The 2021 Proxy Season
This section of the report presents information the 435 shareholder proposals investors have filed so far for the 2021 proxy season, up from 429 at this point in 2020. Additional proposals for spring votes will show up as the season progresses and more are likely to be filed for meetings that occur after June. A handful of proposals are included in the aggregate totals but not described in detail since they have yet to be made public by the proponents. The numbers this year are a little bit higher than last year, and up from 387 that had been filed at this point in 2019. As noted above, although new SEC rules have significantly increased resubmission thresholds and made it much harder to file proposals, these will not go into effect until 2022. Whether the new Biden administration will spend political capital to alter the new rules, which are very unpopular with proponents, remains an open question—as does whether proponents will sue to overturn the rule and what the outcome of any litigation might be.

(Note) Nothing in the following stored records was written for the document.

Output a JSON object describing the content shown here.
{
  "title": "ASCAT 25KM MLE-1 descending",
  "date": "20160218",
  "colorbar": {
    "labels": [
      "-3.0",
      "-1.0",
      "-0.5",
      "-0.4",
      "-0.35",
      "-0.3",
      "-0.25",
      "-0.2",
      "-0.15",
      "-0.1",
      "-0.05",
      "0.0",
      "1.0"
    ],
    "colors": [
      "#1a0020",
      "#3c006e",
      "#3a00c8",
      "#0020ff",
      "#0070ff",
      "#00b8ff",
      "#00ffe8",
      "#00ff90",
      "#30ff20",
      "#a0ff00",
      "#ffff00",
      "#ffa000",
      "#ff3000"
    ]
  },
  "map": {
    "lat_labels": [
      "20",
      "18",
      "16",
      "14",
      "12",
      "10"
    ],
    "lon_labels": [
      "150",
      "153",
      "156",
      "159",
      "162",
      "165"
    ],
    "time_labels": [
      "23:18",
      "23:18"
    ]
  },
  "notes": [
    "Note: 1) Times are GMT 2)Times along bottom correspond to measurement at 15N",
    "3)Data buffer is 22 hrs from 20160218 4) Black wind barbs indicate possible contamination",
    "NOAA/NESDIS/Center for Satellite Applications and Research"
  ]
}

Structure of the report: Information is presented in three main areas—Environment; Social and Sustainable Governance. A separate section covers Conservatives. We note how many proposals have been filed in each category, which are now pending, how many have been withdrawn for tactical or substantive reasons after negotiated agreements with companies, and the disposition of challenges to the proposals at the SEC under its shareholder proposal rule. Rule 14a-8 of the 1934 Securities and Exchange Act allows companies to omit proposals from their proxy statements if they fall into certain categories such as dealing with mundane, “ordinary business” issues. (See www.proxypreview.org for details on the rule.)
Analysis in this report focuses on the resolved clauses and how these compare to previous proposals, as well as previous support for resubmitted resolutions and new developments. We pay close attention to the SEC’s interpretations of the omission rules, considering guidance documents released annually during the Trump administration; those set out some new interpretations from the commission’s Division of Corporation Finance about whether a resolution concerns “ordinary business” or is “significantly related” to company business.
Voting eligibility—To vote on proposals, investors must own the stock as of the “record date” set by the company, about eight weeks before the meeting.